The Association for Computing Machinery (ACM) has announced six prestigious awards for 2012 for “significant contributions that enable computer science to solve real-world challenges” reflecting “achievements in computer networks, information retrieval, computer science education, multi-agent systems, versatile compiler technologies, and computer-human interactive technologies.”
One of the prizes was Software System Award offered to Vikram S Adve, Evan Cheng, and Chris Lattner for their contribution to the LLVM Compiler Infrastructure project. LLVM is a set of code analysis and transformation tools for arbitrary languages. LLVM technology has bee incorporated in various products created by Apple, Adobe, AMD, Arxan, AutoESL, Cray, Google, Intel, National Instruments, nVidia, REAL Software, XMOS and others. LLVM 3.2 was released in December 2012, and version 3.3 is to be released in the near future.
The ACM Software System Award has been granted since 1983, its recipients being famous names such as Dennis Ritchie and Ken Thompson for UNIX, Alan Kay for Smalltalk, , Michael Stonebraker for INGRES, Vinton Cerf for TCP/IP, Tim Berners-Lee for WWW, and many others. The complete list is too long to be included here.
Martin Casado and Dina Katabi received the Grace Murray Hopper Award, which is given to the outstanding young computer professional of the year, for creating the Software Defined Networking (SDN) movement. Casado’s contribution was to provide a software alternative to hardware-based network computers using OpenFlow (an open API), OpenVswitch switch, and the NOX and ONIX SDN controllers. Dina Katabi had an important contribution to network congestion control having a new approach to network protocol design.

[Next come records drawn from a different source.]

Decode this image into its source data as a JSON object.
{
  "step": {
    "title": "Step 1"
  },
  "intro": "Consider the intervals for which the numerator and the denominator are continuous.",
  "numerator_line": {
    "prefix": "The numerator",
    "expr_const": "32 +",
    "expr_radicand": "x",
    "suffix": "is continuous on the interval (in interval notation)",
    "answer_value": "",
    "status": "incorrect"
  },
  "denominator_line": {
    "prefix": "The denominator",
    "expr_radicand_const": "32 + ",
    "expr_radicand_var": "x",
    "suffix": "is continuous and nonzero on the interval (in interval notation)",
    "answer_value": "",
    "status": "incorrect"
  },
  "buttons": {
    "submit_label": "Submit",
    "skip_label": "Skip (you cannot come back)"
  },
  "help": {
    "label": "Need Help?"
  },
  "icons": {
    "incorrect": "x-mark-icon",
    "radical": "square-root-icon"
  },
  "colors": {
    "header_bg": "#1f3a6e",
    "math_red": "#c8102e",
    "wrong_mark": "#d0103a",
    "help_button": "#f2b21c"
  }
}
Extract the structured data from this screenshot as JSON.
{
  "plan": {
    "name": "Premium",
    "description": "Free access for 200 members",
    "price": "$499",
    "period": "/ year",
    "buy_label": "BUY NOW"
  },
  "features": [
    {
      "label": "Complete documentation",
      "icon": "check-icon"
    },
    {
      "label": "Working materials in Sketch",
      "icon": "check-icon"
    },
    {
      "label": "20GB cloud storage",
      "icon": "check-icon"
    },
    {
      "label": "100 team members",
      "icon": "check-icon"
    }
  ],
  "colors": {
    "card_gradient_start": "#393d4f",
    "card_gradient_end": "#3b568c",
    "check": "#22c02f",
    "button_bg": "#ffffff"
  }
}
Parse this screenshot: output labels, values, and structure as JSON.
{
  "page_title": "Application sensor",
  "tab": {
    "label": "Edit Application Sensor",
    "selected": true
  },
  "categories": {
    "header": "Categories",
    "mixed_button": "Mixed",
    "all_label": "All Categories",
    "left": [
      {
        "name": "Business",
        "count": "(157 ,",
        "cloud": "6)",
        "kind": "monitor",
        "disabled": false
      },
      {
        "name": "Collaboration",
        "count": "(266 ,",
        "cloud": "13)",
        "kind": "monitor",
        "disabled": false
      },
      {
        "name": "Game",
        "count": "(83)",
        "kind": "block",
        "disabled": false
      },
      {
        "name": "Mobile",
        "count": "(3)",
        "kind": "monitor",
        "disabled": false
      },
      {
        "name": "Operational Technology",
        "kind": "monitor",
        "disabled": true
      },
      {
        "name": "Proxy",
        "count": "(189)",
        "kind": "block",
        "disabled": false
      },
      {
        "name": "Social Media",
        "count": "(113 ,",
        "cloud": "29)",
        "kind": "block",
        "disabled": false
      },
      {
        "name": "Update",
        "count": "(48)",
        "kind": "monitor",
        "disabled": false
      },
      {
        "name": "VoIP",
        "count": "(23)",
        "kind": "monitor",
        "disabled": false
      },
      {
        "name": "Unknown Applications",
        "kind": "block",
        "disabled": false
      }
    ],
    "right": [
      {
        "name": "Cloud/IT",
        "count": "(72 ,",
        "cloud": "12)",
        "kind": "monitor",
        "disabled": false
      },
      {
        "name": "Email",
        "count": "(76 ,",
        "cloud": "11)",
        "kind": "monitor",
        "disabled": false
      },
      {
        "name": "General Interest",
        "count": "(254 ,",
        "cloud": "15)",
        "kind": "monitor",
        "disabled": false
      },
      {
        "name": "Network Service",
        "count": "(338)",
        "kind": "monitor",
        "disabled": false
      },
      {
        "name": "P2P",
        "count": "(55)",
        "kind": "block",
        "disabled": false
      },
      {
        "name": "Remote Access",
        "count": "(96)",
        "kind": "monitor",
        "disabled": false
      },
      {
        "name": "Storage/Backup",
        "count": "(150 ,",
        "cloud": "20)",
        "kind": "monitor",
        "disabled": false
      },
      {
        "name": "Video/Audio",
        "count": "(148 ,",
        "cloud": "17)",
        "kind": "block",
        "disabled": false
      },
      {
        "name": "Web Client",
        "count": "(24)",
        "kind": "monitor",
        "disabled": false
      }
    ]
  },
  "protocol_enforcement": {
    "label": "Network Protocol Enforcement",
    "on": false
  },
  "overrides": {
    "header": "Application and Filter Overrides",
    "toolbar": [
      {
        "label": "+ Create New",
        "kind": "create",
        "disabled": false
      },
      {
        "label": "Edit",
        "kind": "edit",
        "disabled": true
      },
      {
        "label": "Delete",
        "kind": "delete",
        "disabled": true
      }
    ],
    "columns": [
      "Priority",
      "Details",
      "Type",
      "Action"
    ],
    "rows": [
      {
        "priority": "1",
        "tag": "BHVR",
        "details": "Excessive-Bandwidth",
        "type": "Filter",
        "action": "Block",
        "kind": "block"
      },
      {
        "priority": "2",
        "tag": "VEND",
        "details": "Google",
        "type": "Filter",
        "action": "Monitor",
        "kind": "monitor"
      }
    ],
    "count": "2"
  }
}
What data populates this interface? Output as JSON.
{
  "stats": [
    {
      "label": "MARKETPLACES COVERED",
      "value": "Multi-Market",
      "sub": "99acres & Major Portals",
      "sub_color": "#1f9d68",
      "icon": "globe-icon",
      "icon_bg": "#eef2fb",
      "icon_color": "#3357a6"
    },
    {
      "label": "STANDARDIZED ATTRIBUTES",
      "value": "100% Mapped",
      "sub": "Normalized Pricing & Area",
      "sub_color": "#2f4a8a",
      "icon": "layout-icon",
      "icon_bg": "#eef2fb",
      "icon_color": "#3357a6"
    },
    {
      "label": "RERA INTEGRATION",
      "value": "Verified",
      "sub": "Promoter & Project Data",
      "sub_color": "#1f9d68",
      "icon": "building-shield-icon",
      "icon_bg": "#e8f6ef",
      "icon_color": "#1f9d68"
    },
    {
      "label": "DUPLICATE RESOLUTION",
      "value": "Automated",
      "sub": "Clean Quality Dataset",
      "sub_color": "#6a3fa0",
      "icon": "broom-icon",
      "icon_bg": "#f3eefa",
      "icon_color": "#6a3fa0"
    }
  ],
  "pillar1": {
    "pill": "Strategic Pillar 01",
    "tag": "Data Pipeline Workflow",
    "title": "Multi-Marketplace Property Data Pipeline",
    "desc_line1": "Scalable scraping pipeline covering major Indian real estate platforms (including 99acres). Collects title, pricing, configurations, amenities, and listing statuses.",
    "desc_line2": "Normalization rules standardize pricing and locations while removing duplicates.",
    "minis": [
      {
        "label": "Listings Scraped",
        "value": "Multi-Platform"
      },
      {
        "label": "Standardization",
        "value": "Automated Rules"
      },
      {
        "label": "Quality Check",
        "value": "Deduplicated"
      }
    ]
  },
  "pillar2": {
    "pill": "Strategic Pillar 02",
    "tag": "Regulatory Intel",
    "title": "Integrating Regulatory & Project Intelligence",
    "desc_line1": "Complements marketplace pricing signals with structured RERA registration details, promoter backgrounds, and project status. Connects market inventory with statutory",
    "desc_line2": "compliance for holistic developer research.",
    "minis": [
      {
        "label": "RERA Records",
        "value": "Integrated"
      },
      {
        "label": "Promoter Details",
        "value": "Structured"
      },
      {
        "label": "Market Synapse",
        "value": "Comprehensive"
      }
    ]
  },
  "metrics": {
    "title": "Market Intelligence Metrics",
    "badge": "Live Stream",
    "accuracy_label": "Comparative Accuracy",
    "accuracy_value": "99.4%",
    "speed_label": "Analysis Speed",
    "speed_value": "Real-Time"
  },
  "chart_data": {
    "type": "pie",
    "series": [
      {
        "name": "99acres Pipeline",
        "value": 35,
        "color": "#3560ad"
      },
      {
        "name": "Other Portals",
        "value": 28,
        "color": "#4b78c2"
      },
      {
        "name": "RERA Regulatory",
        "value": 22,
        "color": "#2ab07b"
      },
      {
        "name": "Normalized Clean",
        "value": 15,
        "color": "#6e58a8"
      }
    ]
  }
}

Eric Roberts was the recipient of the Karl V. Karlstrom Outstanding Educator Award for his contribution to Computer Science education. The author of Thinking Recursively, Roberts created an undergraduate computer science program at Stanford and a computing curriculum for public high schools in Bermuda.
Yoav Shoham and Moshe Tennenholtz were the recipients of the ACM/AAAI Allen Newell Award for their contributions to “multi-agent systems spanning computer science, game theory, and economics.” Shoham pioneered a “methodology for specifying distributed multi-agent systems” while Tennenholtz pioneered “several approaches to the design and analysis of interactions between decision-makers in computational settings.” Tennenholtz also created RMax, an algorithm for learning by interacting with an environment.
Thomas Bartoschek and Johannes Schöning were the recipients of the Eugene L. Lawler Award for "Geoinformatics at School" (GISchool), a program enabling students to “design solutions to problems in their communities by bringing geographic information together with computing and human interaction technologies.”